Social media in the classroom

A post on Mashable today, reposting the news about  Birmingham City University’s new social media graduate program got me thinking about the implications of more universities offering courses in new media, social media and all of the above.

I have a great passion for education and, especially when it comes to communications, I believe there is nothing better than when scholars’ work goes hand-in-hand with that of those who pratice the profession in order to improve best practices.

As an undergraduate I read my share of public relations and marketing text books, sat through lectures and took tests to eventually earn the degree that now lets others know that I probably know something about the Uses and Gratifications theory and the four P’s of Marketing. But theory is best learned when put into practice. My interships allowed me to truly see what I was getting myself into in context.

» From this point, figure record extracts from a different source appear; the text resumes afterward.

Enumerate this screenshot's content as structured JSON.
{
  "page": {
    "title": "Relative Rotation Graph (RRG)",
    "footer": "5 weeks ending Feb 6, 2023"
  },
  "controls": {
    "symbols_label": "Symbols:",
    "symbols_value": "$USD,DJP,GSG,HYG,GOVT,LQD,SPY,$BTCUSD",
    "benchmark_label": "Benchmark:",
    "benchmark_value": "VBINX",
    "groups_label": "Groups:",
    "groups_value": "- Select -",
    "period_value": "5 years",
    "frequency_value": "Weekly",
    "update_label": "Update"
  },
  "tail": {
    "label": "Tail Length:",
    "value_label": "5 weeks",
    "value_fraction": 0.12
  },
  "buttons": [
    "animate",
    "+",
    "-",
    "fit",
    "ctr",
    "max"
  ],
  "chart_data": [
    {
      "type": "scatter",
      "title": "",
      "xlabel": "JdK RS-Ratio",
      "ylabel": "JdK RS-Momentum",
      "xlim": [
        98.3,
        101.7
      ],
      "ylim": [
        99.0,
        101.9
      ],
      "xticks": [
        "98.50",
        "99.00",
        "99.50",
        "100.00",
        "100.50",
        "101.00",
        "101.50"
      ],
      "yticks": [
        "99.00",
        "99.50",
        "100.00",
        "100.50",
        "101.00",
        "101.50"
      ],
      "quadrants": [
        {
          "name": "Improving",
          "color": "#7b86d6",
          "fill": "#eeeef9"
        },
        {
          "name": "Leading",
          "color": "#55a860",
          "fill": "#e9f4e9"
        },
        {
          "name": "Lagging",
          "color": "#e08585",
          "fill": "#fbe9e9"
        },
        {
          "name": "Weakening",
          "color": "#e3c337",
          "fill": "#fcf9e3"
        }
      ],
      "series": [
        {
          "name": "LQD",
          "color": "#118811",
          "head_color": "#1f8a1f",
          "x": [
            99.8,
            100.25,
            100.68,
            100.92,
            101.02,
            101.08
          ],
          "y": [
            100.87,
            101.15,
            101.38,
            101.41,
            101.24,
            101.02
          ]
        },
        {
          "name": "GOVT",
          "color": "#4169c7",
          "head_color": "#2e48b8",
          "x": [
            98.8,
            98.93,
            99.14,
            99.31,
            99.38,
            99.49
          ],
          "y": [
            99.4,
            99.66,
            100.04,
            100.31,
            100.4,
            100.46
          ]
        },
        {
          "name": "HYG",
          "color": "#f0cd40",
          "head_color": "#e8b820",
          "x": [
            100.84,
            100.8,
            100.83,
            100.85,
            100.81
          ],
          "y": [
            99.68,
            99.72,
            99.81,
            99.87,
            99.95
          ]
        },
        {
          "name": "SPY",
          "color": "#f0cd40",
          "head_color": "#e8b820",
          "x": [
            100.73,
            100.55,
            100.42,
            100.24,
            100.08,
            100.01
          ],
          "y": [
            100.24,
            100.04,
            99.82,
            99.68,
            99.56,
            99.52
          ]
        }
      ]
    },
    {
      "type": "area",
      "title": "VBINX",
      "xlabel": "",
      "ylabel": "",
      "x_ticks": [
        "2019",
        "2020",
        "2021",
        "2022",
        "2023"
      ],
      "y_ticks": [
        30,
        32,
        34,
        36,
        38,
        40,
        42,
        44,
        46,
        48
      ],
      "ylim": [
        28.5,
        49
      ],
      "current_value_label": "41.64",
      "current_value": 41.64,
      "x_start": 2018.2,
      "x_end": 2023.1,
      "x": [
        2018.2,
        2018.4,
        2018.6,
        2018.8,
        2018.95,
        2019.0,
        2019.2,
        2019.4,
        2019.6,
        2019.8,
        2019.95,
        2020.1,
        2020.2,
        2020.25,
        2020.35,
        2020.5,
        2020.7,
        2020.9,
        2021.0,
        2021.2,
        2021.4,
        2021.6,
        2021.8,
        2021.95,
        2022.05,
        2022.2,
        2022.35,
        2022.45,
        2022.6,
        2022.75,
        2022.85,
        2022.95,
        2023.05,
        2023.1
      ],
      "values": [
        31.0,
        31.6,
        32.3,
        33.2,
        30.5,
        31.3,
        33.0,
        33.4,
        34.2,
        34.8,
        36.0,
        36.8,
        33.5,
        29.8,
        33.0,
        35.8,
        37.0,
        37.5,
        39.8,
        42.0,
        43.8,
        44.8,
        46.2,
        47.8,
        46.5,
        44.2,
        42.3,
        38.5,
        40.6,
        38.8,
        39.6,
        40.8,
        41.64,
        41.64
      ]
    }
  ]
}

I know about social media because Facebook launched when I was a freshman in college and ever since then it has been second nature to me (also I am very curious). But what I think we are coming to, finally, is the inevitable – the writing of social media textbooks and the acknowledgement of social media as not only a field in communications but perhaps an industry in and of itself.

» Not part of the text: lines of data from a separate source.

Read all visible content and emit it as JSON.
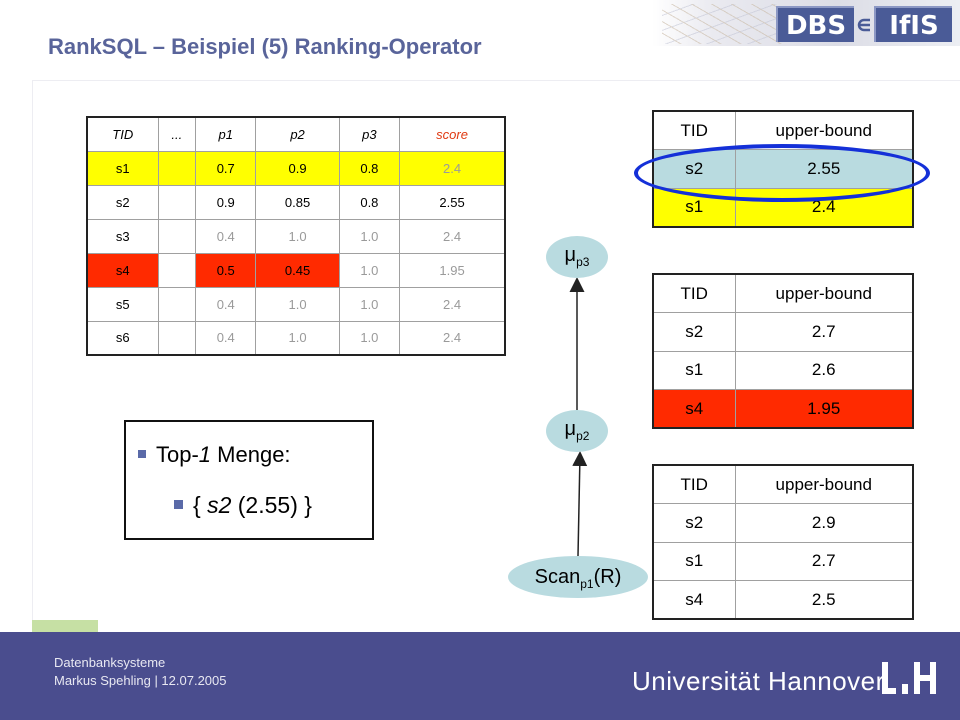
{
  "header": {
    "title": "RankSQL – Beispiel (5) Ranking-Operator",
    "logo_left": "DBS",
    "logo_right": "IfIS"
  },
  "main_table": {
    "columns": [
      "TID",
      "...",
      "p1",
      "p2",
      "p3",
      "score"
    ],
    "rows": [
      {
        "tid": "s1",
        "dots": "",
        "p1": "0.7",
        "p2": "0.9",
        "p3": "0.8",
        "score": "2.4"
      },
      {
        "tid": "s2",
        "dots": "",
        "p1": "0.9",
        "p2": "0.85",
        "p3": "0.8",
        "score": "2.55"
      },
      {
        "tid": "s3",
        "dots": "",
        "p1": "0.4",
        "p2": "1.0",
        "p3": "1.0",
        "score": "2.4"
      },
      {
        "tid": "s4",
        "dots": "",
        "p1": "0.5",
        "p2": "0.45",
        "p3": "1.0",
        "score": "1.95"
      },
      {
        "tid": "s5",
        "dots": "",
        "p1": "0.4",
        "p2": "1.0",
        "p3": "1.0",
        "score": "2.4"
      },
      {
        "tid": "s6",
        "dots": "",
        "p1": "0.4",
        "p2": "1.0",
        "p3": "1.0",
        "score": "2.4"
      }
    ]
  },
  "queue_tables": [
    {
      "headers": [
        "TID",
        "upper-bound"
      ],
      "rows": [
        [
          "s2",
          "2.55"
        ],
        [
          "s1",
          "2.4"
        ]
      ]
    },
    {
      "headers": [
        "TID",
        "upper-bound"
      ],
      "rows": [
        [
          "s2",
          "2.7"
        ],
        [
          "s1",
          "2.6"
        ],
        [
          "s4",
          "1.95"
        ]
      ]
    },
    {
      "headers": [
        "TID",
        "upper-bound"
      ],
      "rows": [
        [
          "s2",
          "2.9"
        ],
        [
          "s1",
          "2.7"
        ],
        [
          "s4",
          "2.5"
        ]
      ]
    }
  ],
  "operators": {
    "mu_symbol": "μ",
    "mu3_sub": "p3",
    "mu2_sub": "p2",
    "scan_label": "Scan",
    "scan_sub": "p1",
    "scan_arg": "(R)"
  },
  "result_box": {
    "line1_pre": "Top-",
    "line1_k": "1",
    "line1_post": " Menge:",
    "line2_pre": "{ ",
    "line2_tid": "s2",
    "line2_post": " (2.55) }"
  },
  "footer": {
    "course": "Datenbanksysteme",
    "author_date": "Markus Spehling | 12.07.2005",
    "university": "Universität Hannover"
  },
  "colors": {
    "title": "#59649a",
    "footer_bg": "#4a4d8e",
    "yellow": "#ffff00",
    "red": "#ff2a00",
    "teal": "#b9dbe0",
    "ellipse": "#1430d8"
  }
}
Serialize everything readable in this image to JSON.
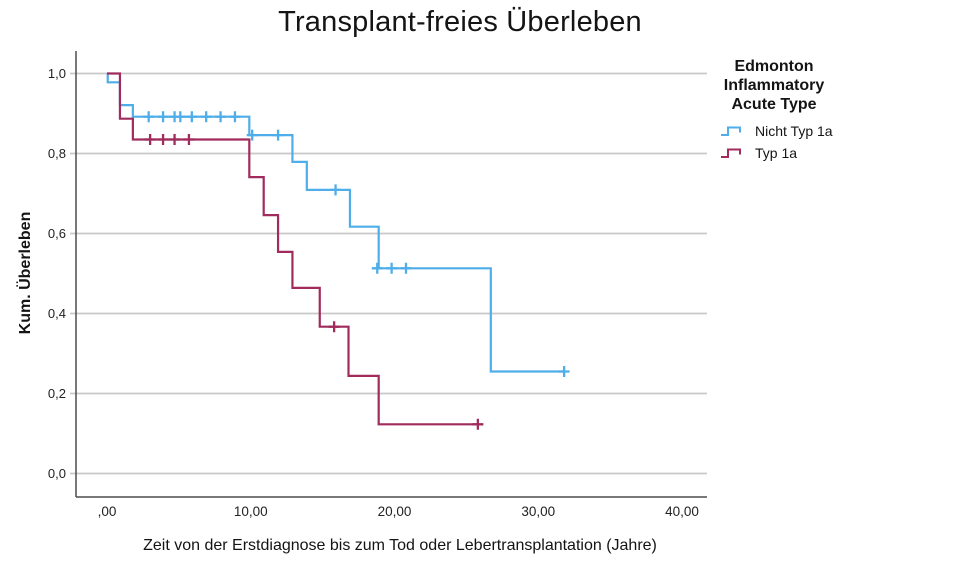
{
  "chart_data": {
    "type": "line",
    "subtype": "kaplan-meier-step",
    "title": "Transplant-freies Überleben",
    "xlabel": "Zeit von der Erstdiagnose bis zum Tod oder Lebertransplantation (Jahre)",
    "ylabel": "Kum. Überleben",
    "grid": "horizontal",
    "xticks": {
      "values": [
        0,
        10,
        20,
        30,
        40
      ],
      "labels": [
        ",00",
        "10,00",
        "20,00",
        "30,00",
        "40,00"
      ]
    },
    "yticks": {
      "values": [
        0,
        0.2,
        0.4,
        0.6,
        0.8,
        1.0
      ],
      "labels": [
        "0,0",
        "0,2",
        "0,4",
        "0,6",
        "0,8",
        "1,0"
      ]
    },
    "xlim": [
      -2.2,
      41.7
    ],
    "ylim": [
      -0.06,
      1.06
    ],
    "colors": {
      "grid": "#c9c9c9",
      "axis": "#4d4d4d",
      "text": "#222222"
    },
    "legend": {
      "title": "Edmonton Inflammatory Acute Type",
      "position": "right"
    },
    "series": [
      {
        "name": "Nicht Typ 1a",
        "color": "#4FAEE9",
        "steps": [
          [
            0,
            1.0
          ],
          [
            0.05,
            0.978
          ],
          [
            0.9,
            0.921
          ],
          [
            1.8,
            0.892
          ],
          [
            9.9,
            0.846
          ],
          [
            12.9,
            0.779
          ],
          [
            13.9,
            0.709
          ],
          [
            16.9,
            0.617
          ],
          [
            18.9,
            0.513
          ],
          [
            26.7,
            0.255
          ]
        ],
        "end_time": 31.8,
        "censors": [
          [
            2.9,
            0.892
          ],
          [
            3.9,
            0.892
          ],
          [
            4.7,
            0.892
          ],
          [
            5.1,
            0.892
          ],
          [
            5.9,
            0.892
          ],
          [
            6.9,
            0.892
          ],
          [
            7.9,
            0.892
          ],
          [
            8.9,
            0.892
          ],
          [
            10.1,
            0.846
          ],
          [
            11.9,
            0.846
          ],
          [
            15.9,
            0.709
          ],
          [
            18.8,
            0.513
          ],
          [
            19.8,
            0.513
          ],
          [
            20.8,
            0.513
          ],
          [
            31.8,
            0.255
          ]
        ]
      },
      {
        "name": "Typ 1a",
        "color": "#A02B5C",
        "steps": [
          [
            0,
            1.0
          ],
          [
            0.9,
            0.887
          ],
          [
            1.8,
            0.835
          ],
          [
            9.9,
            0.741
          ],
          [
            10.9,
            0.646
          ],
          [
            11.9,
            0.554
          ],
          [
            12.9,
            0.464
          ],
          [
            14.8,
            0.367
          ],
          [
            16.8,
            0.244
          ],
          [
            18.9,
            0.123
          ]
        ],
        "end_time": 25.8,
        "censors": [
          [
            3.0,
            0.835
          ],
          [
            3.9,
            0.835
          ],
          [
            4.7,
            0.835
          ],
          [
            5.7,
            0.835
          ],
          [
            15.8,
            0.367
          ],
          [
            25.8,
            0.123
          ]
        ]
      }
    ]
  }
}
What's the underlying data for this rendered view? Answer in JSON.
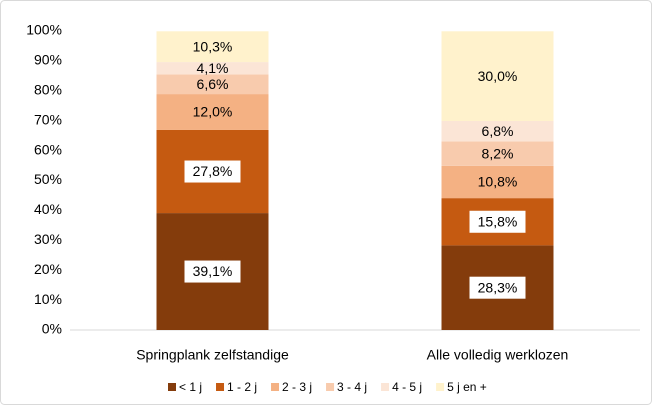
{
  "chart_data": {
    "type": "stacked_bar",
    "categories": [
      "Springplank zelfstandige",
      "Alle volledig werklozen"
    ],
    "series": [
      {
        "name": "< 1 j",
        "color": "#843c0c",
        "values": [
          39.1,
          28.3
        ],
        "value_labels": [
          "39,1%",
          "28,3%"
        ]
      },
      {
        "name": "1 - 2 j",
        "color": "#c55a11",
        "values": [
          27.8,
          15.8
        ],
        "value_labels": [
          "27,8%",
          "15,8%"
        ]
      },
      {
        "name": "2 - 3 j",
        "color": "#f4b183",
        "values": [
          12.0,
          10.8
        ],
        "value_labels": [
          "12,0%",
          "10,8%"
        ]
      },
      {
        "name": "3 - 4 j",
        "color": "#f8cbad",
        "values": [
          6.6,
          8.2
        ],
        "value_labels": [
          "6,6%",
          "8,2%"
        ]
      },
      {
        "name": "4 - 5 j",
        "color": "#fbe5d6",
        "values": [
          4.1,
          6.8
        ],
        "value_labels": [
          "4,1%",
          "6,8%"
        ]
      },
      {
        "name": "5 j en +",
        "color": "#fff2cc",
        "values": [
          10.3,
          30.0
        ],
        "value_labels": [
          "10,3%",
          "30,0%"
        ]
      }
    ],
    "ylim": [
      0,
      100
    ],
    "yticks": [
      {
        "value": 0,
        "label": "0%"
      },
      {
        "value": 10,
        "label": "10%"
      },
      {
        "value": 20,
        "label": "20%"
      },
      {
        "value": 30,
        "label": "30%"
      },
      {
        "value": 40,
        "label": "40%"
      },
      {
        "value": 50,
        "label": "50%"
      },
      {
        "value": 60,
        "label": "60%"
      },
      {
        "value": 70,
        "label": "70%"
      },
      {
        "value": 80,
        "label": "80%"
      },
      {
        "value": 90,
        "label": "90%"
      },
      {
        "value": 100,
        "label": "100%"
      }
    ],
    "grid": false,
    "legend": "bottom"
  }
}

My alma mater taught courses on Web design and virtual reality games while I was still in school, Syracuse University managed to establish a New Media Studies graduate program but ended up dissolving it last semester (the courses are still available as electives) and more universities are offering new and social media courses to complement existing communications programs. Here is a description of Birmingham City University’s social media M.A. program.Here are my questions:

  1. If or when degrees in social media become widespread and standard, how will universities ensure that students get the amount of hands-on experience that this field requires?
  2. Where does a master’s degree in social media leave the self-taught?
  3. If social media is best learned through practice, how do we even out the playing field for future generations?
  4. Will social media also lead to the reinvention of academic curricula (I must admit that’s the first time I’ve used the word curricula) with less time spent in class and on theory and more time spent “out there” and on practice?
  5. Will social media degrees only be offered at the graduate level so that students can first learn a more traditional trade?
  6. Can we think of the books, blogs and analytics that are already out there as the first pages of the new social media textbooks? Will they only be available to students on Kindles?
  7. If Edward L. Bernays is known as the father of public relations, who is the father of social media?
  8. Who is the mother?
  9. And, generally speaking, shouldn’t it be mother instead of father seeing as how the mother literally births and nurtures the child? Just a thought.

If you wish you were back in school raise your hand.